How to add a Signed Certificate to the SSIM Client

book

Article ID: 177679

calendar_today

Updated On:

Products

Security Information Manager

Issue/Introduction

How to add a Signed Certificate to the SSIM Client.

Resolution

When a Signed Certificate is imported to the Symantec Security Information Manager (SSIM), it requires the SSIM Client to have the same certificate information.

Note: Before you can successfully connect with the SSIM Client using the Signed Certificate, the SSIM must have been restarted after the Signed Certificate was received.

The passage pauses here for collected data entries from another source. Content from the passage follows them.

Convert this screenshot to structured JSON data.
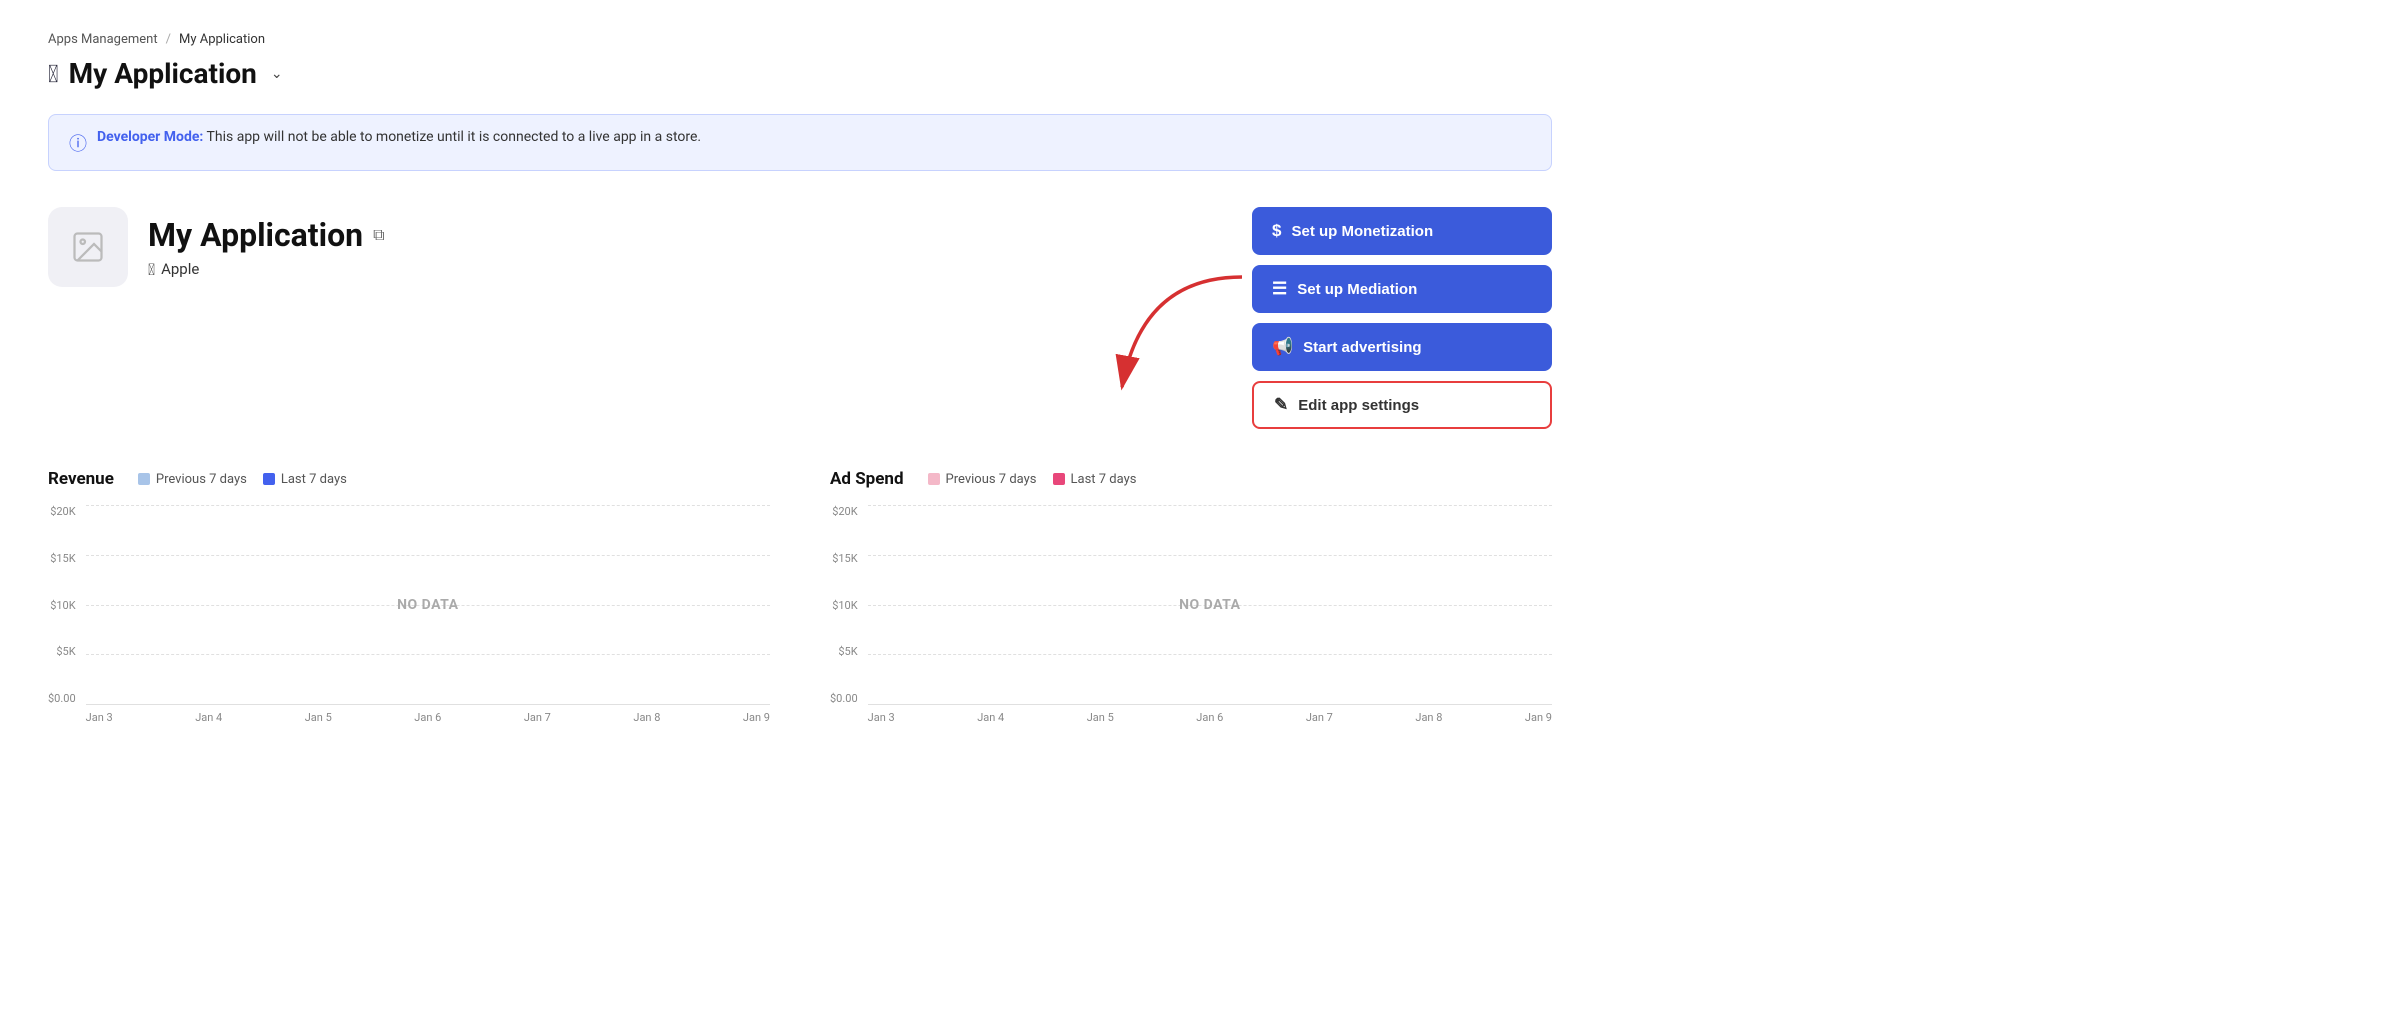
{
  "breadcrumb": {
    "parent": "Apps Management",
    "separator": "/",
    "current": "My Application"
  },
  "page_title": "My Application",
  "dev_banner": {
    "label": "Developer Mode:",
    "message": " This app will not be able to monetize until it is connected to a live app in a store."
  },
  "app": {
    "name": "My Application",
    "platform": "Apple"
  },
  "buttons": {
    "monetization": "Set up Monetization",
    "mediation": "Set up Mediation",
    "advertising": "Start advertising",
    "edit_settings": "Edit app settings"
  },
  "revenue_chart": {
    "title": "Revenue",
    "legend": {
      "prev": "Previous 7 days",
      "last": "Last 7 days"
    },
    "legend_colors": {
      "prev": "#a8c4e8",
      "last": "#4361ee"
    },
    "y_axis": [
      "$20K",
      "$15K",
      "$10K",
      "$5K",
      "$0.00"
    ],
    "x_axis": [
      "Jan 3",
      "Jan 4",
      "Jan 5",
      "Jan 6",
      "Jan 7",
      "Jan 8",
      "Jan 9"
    ],
    "no_data": "NO DATA"
  },
  "ad_spend_chart": {
    "title": "Ad Spend",
    "legend": {
      "prev": "Previous 7 days",
      "last": "Last 7 days"
    },
    "legend_colors": {
      "prev": "#f4b8c8",
      "last": "#e8477a"
    },
    "y_axis": [
      "$20K",
      "$15K",
      "$10K",
      "$5K",
      "$0.00"
    ],
    "x_axis": [
      "Jan 3",
      "Jan 4",
      "Jan 5",
      "Jan 6",
      "Jan 7",
      "Jan 8",
      "Jan 9"
    ],
    "no_data": "NO DATA"
  }
}
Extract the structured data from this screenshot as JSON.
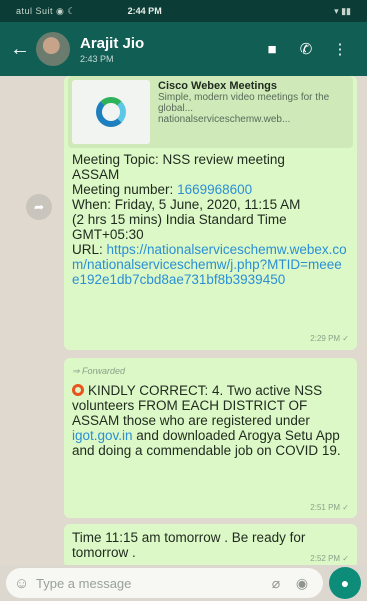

To apply the same Signed Certificate information from the SSIM to the SSIM client

    1. Connect to the SSIM with an SCP client (i.e. WinSCP).
    2. Navigate on the SSIM to /opt/jdk/jre/lib/security
    3. Copy the cacerts file off the SSIM either to a temporary location.
    4. Move the cacerts file to the SSIM Clients security directory.
      By default this is C:\Program Files\Symantec\Security Information Manager\jre\vm\lib\security
    5. If the SSIM Client is currently open, you must close and open the console for it to use the new certificate information.



Applies To

 Important Information Regarding Security Information Manager versions and what encryption bit level is supported.

 
  • For SSIM servers running SSIM 4.7 MP2 and earlier, 1024bit is the maximum bit size for certificates.
  • For SSIM servers running SSIM 4.7 MP3 and later, 2048bit is the maximum bit size for certificates.
  • NOTE: 4096bit certificates are currently NOT supported on any version of SSIM.